CCCG acceptances
The list of accepted papers for CCCG 2013 (the 25th Canadian Conference on Computational Geometry) is now online. I have two papers there, one of which is on the arXiv. (Since the CCCG proceedings will be online eventually, my coauthors didn't see the point in putting the other one up early.)
"Set-Difference Range Queries" (with Mike Goodrich and Joe Simons, arXiv:1306.3482) is about data structures for keeping track of multiple point sets in the same geometric space, and determining how two sets differ within some region of the space. The basic idea is to combine the spatial decompositions commonly used for range searching with sketches of the data associated with each node of the decomposition; one of the sketches we use is the invertible Bloom filter from my work with Mike at WADS'07.
"Universal Point Sets for Planar Graph Drawings with Circular Arcs" (with Patrizio Angelini, Fabrizio Frati, Michael Kaufmann, Silvain Lazard, Tamara Mchedlidze, Monique Teillaud and Alexander Wolff) is about universal point sets, sets of points in the plane that can be used as the vertices for planar drawings of all possible n-vertex planar graphs. For drawings in which the edges are straight line segments, universal point sets generally have to have more than n points, and determining how many points are needed is a big open problem.
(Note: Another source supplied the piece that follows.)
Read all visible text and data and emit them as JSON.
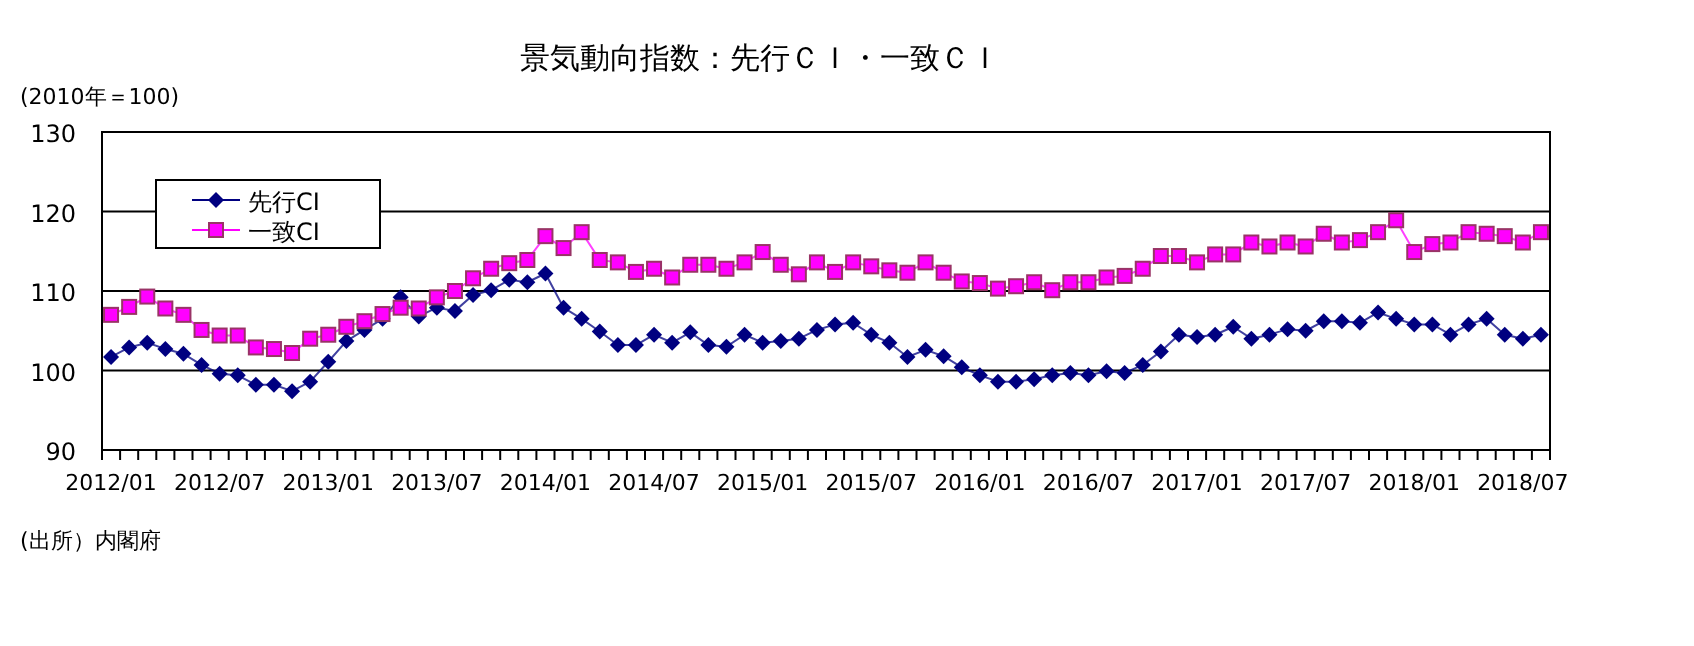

But one can also consider universal point sets for other drawing styles; for instance, it was known that every strictly convex curve in the plane contains a set of n points that is universal for drawings in which each edge is drawn as a polyline with at most one bend. These polylines could be approximated by hyperbolic arcs, giving a drawing with very simple smooth curves for each edge, but maybe one could use curves that are even more restricted. In this paper we show that this is true for circular arcs: a certain set of n points on a parabola is universal for circular-arc drawings of planar graphs. It's purely a theoretical result, though, as the vertices are too unevenly spaced and the edges too tightly packed into a neighborhood of the parabola for these drawings to be useful as visualizations.